De diagnostische criteria voor psychologische factoren die van invloed zijn op de fysieke conditie zoals gespecificeerd door DSM IIIR zijn:

1. Psychologisch zinvolle omgevingsstimuli zijn tijdelijk gerelateerd aan de initiatie of exacerbatie van een specifieke fysieke aandoening of stoornis.

2. De fysieke conditie omvat ofwel aantoonbare organische pathologie zoals reumatoïde artritis of een bekend fysiologisch proces zoals migrainehoofdpijn.

Hoewel zeer weinig psychosomatisch ongeordende personen in ziekenhuizen worden opgenomen, vereisen deze aandoeningen vanwege hun levensbedreigende gevolgen speciale aandacht. Psychologen zijn van mening dat, als emotie of stress de enige oorzaak is van psychosomatische stoornissen, waarom verschillende individuen verschillende orgaansystemen kiezen als plaatsen voor psychosomatische aandoeningen in plaats van één bepaald orgaan? De onderzoekers hebben drie verschillende inschattingen gemaakt over de vraag waarom een ​​bepaalde psychosomatische aandoening zou kunnen worden gekozen.

Specifieke psychosomatische aandoeningen komen voor in het orgaansysteem dat het zwakst is, deze zwakte kan een genetische of omgevingsoorzaak hebben.
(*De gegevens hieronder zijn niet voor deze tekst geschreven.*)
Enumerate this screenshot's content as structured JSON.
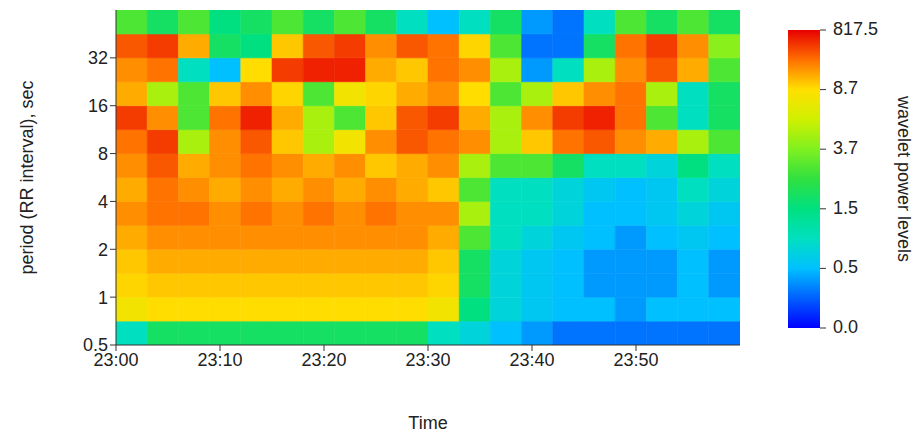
{
  "chart_data": {
    "type": "heatmap",
    "xlabel": "Time",
    "ylabel": "period (RR interval), sec",
    "xlim": [
      0,
      60
    ],
    "xticks": [
      {
        "value": 0,
        "label": "23:00"
      },
      {
        "value": 10,
        "label": "23:10"
      },
      {
        "value": 20,
        "label": "23:20"
      },
      {
        "value": 30,
        "label": "23:30"
      },
      {
        "value": 40,
        "label": "23:40"
      },
      {
        "value": 50,
        "label": "23:50"
      }
    ],
    "ylim": [
      0.5,
      64
    ],
    "yticks": [
      0.5,
      1,
      2,
      4,
      8,
      16,
      32
    ],
    "log": "y",
    "grid": false,
    "heatmap": {
      "x_edges": [
        0,
        3,
        6,
        9,
        12,
        15,
        18,
        21,
        24,
        27,
        30,
        33,
        36,
        39,
        42,
        45,
        48,
        51,
        54,
        57,
        60
      ],
      "y_edges": [
        0.5,
        0.707,
        1,
        1.414,
        2,
        2.828,
        4,
        5.657,
        8,
        11.31,
        16,
        22.63,
        32,
        45.25,
        64
      ],
      "values": [
        [
          1,
          2,
          2,
          2,
          2,
          2,
          2,
          2,
          2,
          2,
          1,
          0.8,
          0.5,
          0.4,
          0.3,
          0.3,
          0.3,
          0.3,
          0.3,
          0.3
        ],
        [
          8,
          20,
          20,
          20,
          20,
          20,
          20,
          20,
          20,
          20,
          8,
          1.5,
          0.8,
          0.6,
          0.5,
          0.5,
          0.4,
          0.5,
          0.5,
          0.5
        ],
        [
          50,
          100,
          100,
          100,
          100,
          100,
          100,
          100,
          100,
          100,
          50,
          2,
          0.8,
          0.6,
          0.5,
          0.4,
          0.4,
          0.4,
          0.5,
          0.4
        ],
        [
          100,
          200,
          200,
          200,
          200,
          200,
          200,
          200,
          200,
          200,
          100,
          2,
          0.8,
          0.6,
          0.5,
          0.4,
          0.4,
          0.4,
          0.5,
          0.4
        ],
        [
          200,
          300,
          300,
          300,
          300,
          300,
          300,
          300,
          300,
          300,
          200,
          3,
          1,
          0.8,
          0.6,
          0.5,
          0.4,
          0.5,
          0.6,
          0.5
        ],
        [
          300,
          400,
          400,
          300,
          400,
          300,
          400,
          300,
          400,
          300,
          300,
          5,
          1,
          1,
          0.8,
          0.5,
          0.5,
          0.6,
          0.8,
          0.6
        ],
        [
          200,
          400,
          300,
          200,
          300,
          200,
          300,
          200,
          300,
          200,
          100,
          3,
          1,
          1,
          0.8,
          0.6,
          0.5,
          0.6,
          1,
          0.8
        ],
        [
          300,
          500,
          200,
          300,
          400,
          300,
          200,
          300,
          100,
          200,
          300,
          5,
          3,
          3,
          2,
          1,
          1,
          0.8,
          1.5,
          1
        ],
        [
          400,
          600,
          5,
          300,
          500,
          100,
          5,
          8,
          300,
          500,
          400,
          300,
          5,
          100,
          400,
          500,
          300,
          200,
          5,
          3
        ],
        [
          600,
          300,
          3,
          400,
          700,
          200,
          5,
          3,
          100,
          500,
          600,
          200,
          5,
          300,
          600,
          700,
          400,
          3,
          1,
          2
        ],
        [
          200,
          5,
          3,
          100,
          300,
          50,
          3,
          8,
          50,
          200,
          300,
          20,
          3,
          5,
          100,
          300,
          400,
          5,
          1,
          2
        ],
        [
          300,
          400,
          1,
          0.5,
          20,
          600,
          700,
          700,
          200,
          100,
          400,
          300,
          5,
          0.4,
          1,
          5,
          300,
          500,
          200,
          3
        ],
        [
          500,
          600,
          200,
          2,
          1.5,
          100,
          500,
          600,
          300,
          500,
          400,
          50,
          3,
          0.3,
          0.3,
          2,
          400,
          600,
          300,
          4
        ],
        [
          3,
          2,
          3,
          1.5,
          2,
          3,
          2,
          3,
          2,
          1,
          0.5,
          1,
          2,
          0.4,
          0.3,
          1,
          3,
          2,
          3,
          2
        ]
      ]
    },
    "colorbar": {
      "label": "wavelet power levels",
      "ticks": [
        {
          "value": 0,
          "label": "0.0"
        },
        0.5,
        1.5,
        3.7,
        8.7,
        817.5
      ],
      "colors": [
        "#0000ff",
        "#0060ff",
        "#00c0ff",
        "#00e0c0",
        "#00e080",
        "#30e040",
        "#80f020",
        "#d0f000",
        "#ffe000",
        "#ff7000",
        "#e80000"
      ]
    }
  }
}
Bijvoorbeeld, als het zwakste orgaan in een persoon zijn spijsverteringsstelsel is en hij voortdurende emotionele stress ervaart; hij kan last hebben van een maagzweer.

De tweede verklaring suggereert dat er verschillen zijn in overerfde patronen van respons op stress die mensen vatbaar kunnen maken voor het ontwikkelen van specifieke systeemdefecten. Mensen met afhankelijkheidsstoornissen kunnen bijvoorbeeld meer geneigd zijn om zweren te ontwikkelen. Evenzo reageren sommige mensen op stresssituaties met hoge bloeddruk, terwijl anderen reageren op de afbraak van het ademhalingssysteem in de vorm van astma.

Volgens de derde verklaring zijn noch zwakke orgaansystemen noch geërfde responspatronen, maar specifieke typen persoonlijkheidspatronen de belangrijkste oorzaak voor de ontwikkeling van psychosomatische stoornissen. Bij psychofysiologische aandoeningen zijn er specifieke patronen van symptomen en de verklaring en behandeling voor één type psychosomatische stoornis zijn meestal niet van toepassing op de andere typen.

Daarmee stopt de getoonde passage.